23話 精霊の餞別
「助かるよ。とはいえ、ローリエたちには結構、無茶をやって貰うかもしれないが、本当に大丈夫か?」
俺は先ほど話した作戦について思い返しながら、彼女たちに改めて尋ねた。しかし、ローリエは冷静な表情で言葉を返してくる。
「無茶って、そのもう一個の頭が見つかったら、そこにもしものためのセーフティネットとして、精霊道を構築して維持すること? それくらいなら別に問題ないわよ?」
そう。作戦会議の話の中で、念のため、ウロボロスの体以外の道もあった方が良いだろう、ということになったのだ。
精霊都市インボルグに協力を求められるのであれば、龍の体の近くに道を作って貰おう、と。
それをあっさり受け入れてくれたけれど、
「魔力の消費とか、結構するから。頼んだ手前で言うのもなんだけど無茶はしなくて大丈夫だぞ?」
そういうと、何を言ってるのよ、とローリエが目を細めた。
「貴方こそ無茶なことをしようとしているのよ? 古代種の龍の体を走って渡るだなんて。……本当にやれるの?」
「やってきたし、今回もやるしかないだろう?」
それがウロボロスの第一頭を倒すのに、最も確実なのだから。
「……そう、分かったわ。なら全力をもって、無理やりにでも精霊道を維持させてもらうわ。少しでもウロボロスを倒しやすくなるはずよ」
「ああ、ありがとう」
「そして――あなたの無茶に私も応えたいから、もう一個やれることを告げるわ」
ローリエは人差し指を突き出して見せながら言ってくる。
すでに十分に協力してもらっているのだが、
「更に、もう一個援護してくれるのか」
「ええ。狭間の世界でウロボロスの頭を見つけたら、鈴を五回鳴らして。そこから最も近い場所に、こっちの世界への出口を作るから、そこに叩き込んで頂戴」
「……叩き込むって、そんなことしたら、ウロボロスの頭が本格的に精霊界に来るぞ?」
そうなると、当然、戦闘は精霊界で行われることになる。
出来るだけ周辺に攻撃が及ばないように戦うようにするが、余波は避けられないだろう。
しかも、どこか広い戦闘が出来る場所があるならともかく、この辺りには街と、小さな森林地帯しかないし。
被害が出てしまうのではないか、そう思っての問いかけだったが、
「良いのよ。だって、泉の魔力を食ってるんだもの。どこかにやつ専用の出入り口がもうあるのだから、一緒だしね。それに――この地は、戦える都市として作られているからね」
ローリエは自信ありげな笑みと共にそう返してきた。
「戦える都市?」
「ええ。精霊都市の管理者たる自分には、代々受け継がれてきた面白い巻物があるの。そこに書かれた魔法の名前は『戦場構築』っていうんだけどね」
ローリエは、言葉と共に座る椅子の手すりに着いたスリットから、一本の巻物を抜き取った。

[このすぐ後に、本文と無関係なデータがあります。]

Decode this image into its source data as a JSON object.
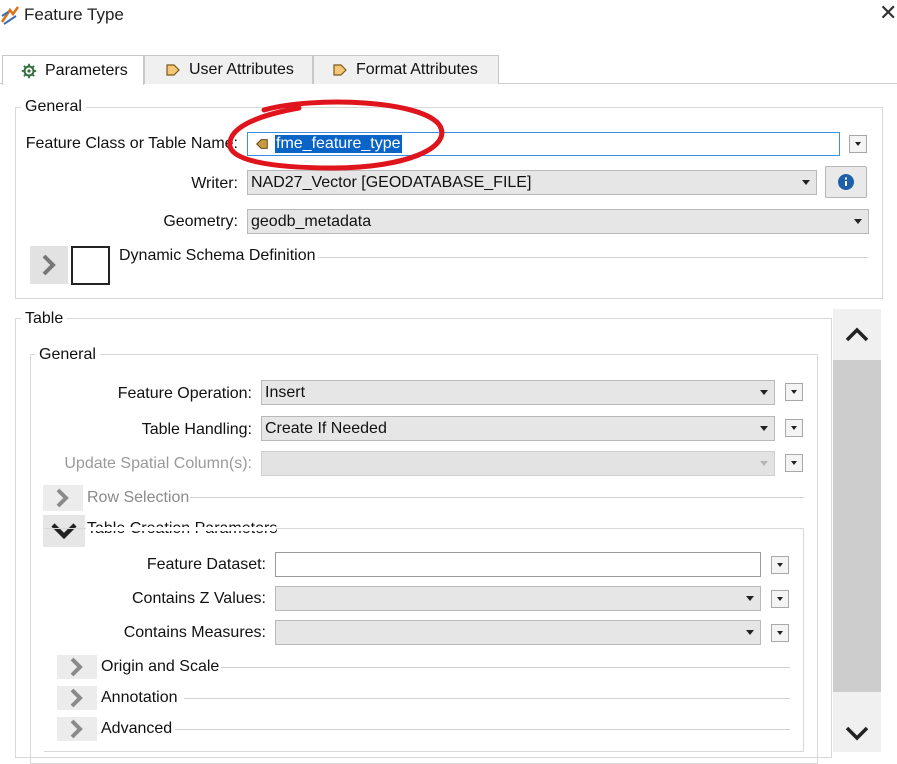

「精霊道を作るときと同じ要領で、この都市のどこにでも戦場を作ることが出来るの。精霊界に敵が降って来ても存分に戦える場所に切り替えられるように、って代々言われてきたものなのよね。どこに出てこようが、即座に戦場を作れるわ」
「……街の近くに戦場を作るって、結構血の気の多い魔法だな」
「ええ。でも、戦場を作れば、街を守ることもできるもの。周辺に被害を及ぼさないようにする、しっかりとしたもの作り上げられるから。狭間の世界の不安定な場所で戦うよりもずっと勝算が上がるはずだから。やらせて頂戴。……街の皆も守りたいし、精霊道も守りたいのに、貴方の勝利を指をくわえて待ち望むだけなんて、いけないもの」
ローリエは力強く俺に告げてきた。
その目からは、凄まじい熱を感じた。ウロボロスに対して、何らかの感情をひっかく部分でもあったんだろうか。
ただまあ、俺としても、強風の吹きすさぶ場所よりも、普通の空間で戦った方がより素早く、より効率的に倒すことが出来るというのは確かだし、
「ありがとう。それじゃあお言葉に甘えることにするよ」
だから、今回はその戦場とやらは使わせてもらおう。
そう決めて言うと、ローリエは微笑と共に頷いた。
「全然かまわないわ。こっちが抱えている問題を、解決してくれるといっている人に何もできない方がつらいからね」
なんというか、本当に元気で筋の通ったお姫様だな、と思いながら俺も笑みで頷き返す。